Harvey and Clemente do not reject the BTC-TC model; On the contrary, they frame it as an overlay with a high beta that strengthens both the upward and the solvency risk that is inherent to Bitcoin itself. They credit Saylor’s “Bitcoin Yield” thesis-with the help of premium-fined issues of shares on composite coin interests-and a demonstrable effective strategy to date, but warn that it depends on a delicate balance of Bullish Sentiment, cheap capital and closed version. “The NAV premium is of the utmost importance here,” concludes the study, “assuming a BTC-TC has no core company that can cover debt payments, or is completely free of debt payments.”

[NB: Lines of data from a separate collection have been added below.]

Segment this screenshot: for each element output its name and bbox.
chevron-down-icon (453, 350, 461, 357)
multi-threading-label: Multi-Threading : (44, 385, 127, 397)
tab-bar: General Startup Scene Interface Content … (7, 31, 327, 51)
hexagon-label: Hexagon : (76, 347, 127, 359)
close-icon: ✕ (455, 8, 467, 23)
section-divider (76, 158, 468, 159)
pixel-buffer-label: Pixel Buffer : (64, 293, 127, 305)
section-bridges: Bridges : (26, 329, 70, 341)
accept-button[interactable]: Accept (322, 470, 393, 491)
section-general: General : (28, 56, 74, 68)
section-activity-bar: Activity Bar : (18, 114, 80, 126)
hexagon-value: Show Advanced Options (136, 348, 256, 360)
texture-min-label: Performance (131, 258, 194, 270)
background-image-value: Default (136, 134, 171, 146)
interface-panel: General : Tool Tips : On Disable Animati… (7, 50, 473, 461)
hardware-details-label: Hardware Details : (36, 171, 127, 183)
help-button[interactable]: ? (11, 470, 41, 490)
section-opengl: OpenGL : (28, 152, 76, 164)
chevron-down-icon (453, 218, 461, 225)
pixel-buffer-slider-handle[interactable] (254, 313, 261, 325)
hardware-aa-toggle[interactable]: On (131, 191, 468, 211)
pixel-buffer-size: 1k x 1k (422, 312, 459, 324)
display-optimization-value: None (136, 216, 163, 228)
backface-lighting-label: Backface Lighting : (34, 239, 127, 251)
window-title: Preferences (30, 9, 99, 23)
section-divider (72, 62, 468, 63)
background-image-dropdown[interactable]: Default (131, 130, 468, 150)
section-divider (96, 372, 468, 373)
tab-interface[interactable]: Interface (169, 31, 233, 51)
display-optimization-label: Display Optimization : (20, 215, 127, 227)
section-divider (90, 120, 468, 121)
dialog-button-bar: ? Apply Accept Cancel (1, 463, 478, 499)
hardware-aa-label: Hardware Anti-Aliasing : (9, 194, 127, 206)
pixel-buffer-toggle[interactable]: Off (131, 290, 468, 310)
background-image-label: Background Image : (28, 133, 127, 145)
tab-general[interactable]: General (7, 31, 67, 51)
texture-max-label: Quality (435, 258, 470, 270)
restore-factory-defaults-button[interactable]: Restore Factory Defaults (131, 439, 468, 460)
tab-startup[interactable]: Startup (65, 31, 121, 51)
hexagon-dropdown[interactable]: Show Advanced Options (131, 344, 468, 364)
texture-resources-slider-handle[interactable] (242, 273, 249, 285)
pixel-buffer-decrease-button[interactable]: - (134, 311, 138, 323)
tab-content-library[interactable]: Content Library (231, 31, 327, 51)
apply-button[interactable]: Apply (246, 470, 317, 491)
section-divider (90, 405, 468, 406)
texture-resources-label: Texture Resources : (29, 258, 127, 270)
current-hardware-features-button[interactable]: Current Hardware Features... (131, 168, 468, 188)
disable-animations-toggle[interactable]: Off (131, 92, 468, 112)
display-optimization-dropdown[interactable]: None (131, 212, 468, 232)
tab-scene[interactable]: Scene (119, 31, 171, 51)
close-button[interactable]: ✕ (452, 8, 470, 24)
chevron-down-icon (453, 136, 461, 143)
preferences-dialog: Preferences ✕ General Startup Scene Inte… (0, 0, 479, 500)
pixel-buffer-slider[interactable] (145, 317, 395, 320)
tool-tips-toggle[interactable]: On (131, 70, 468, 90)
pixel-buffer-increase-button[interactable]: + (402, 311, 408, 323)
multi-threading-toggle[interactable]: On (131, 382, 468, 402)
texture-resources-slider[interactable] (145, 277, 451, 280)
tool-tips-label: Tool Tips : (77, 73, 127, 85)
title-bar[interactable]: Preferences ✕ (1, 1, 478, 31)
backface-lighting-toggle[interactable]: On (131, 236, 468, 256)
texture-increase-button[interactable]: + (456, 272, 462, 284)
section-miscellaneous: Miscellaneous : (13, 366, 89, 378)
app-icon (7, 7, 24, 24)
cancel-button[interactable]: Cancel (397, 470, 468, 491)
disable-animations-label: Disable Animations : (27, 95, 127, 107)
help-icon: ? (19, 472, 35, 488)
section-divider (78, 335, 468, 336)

Whether Bitcoin can sprint to $ 160,000 until 31 December, depends less on hash-rate projections or macro modeling than on the continuous belief of stock investors willing to pay a dollar fifty for a dollar embedded BTC. If those investors blink and premiums blink or convertible running hours collide with a wide risk-off shift-zou the leverage that has propelled so far, treasury companies can turn around, so that “one of the best performing shares on the planet” is changed in the most busy exit of the market. For now, Keyrock’s research has a simple countdown: hold the line and the path to price discovery remains intact; Loss it and the proxy trade could relax long before the fireworks of the new year.
At the time of the press, BTC traded at $ 117,788.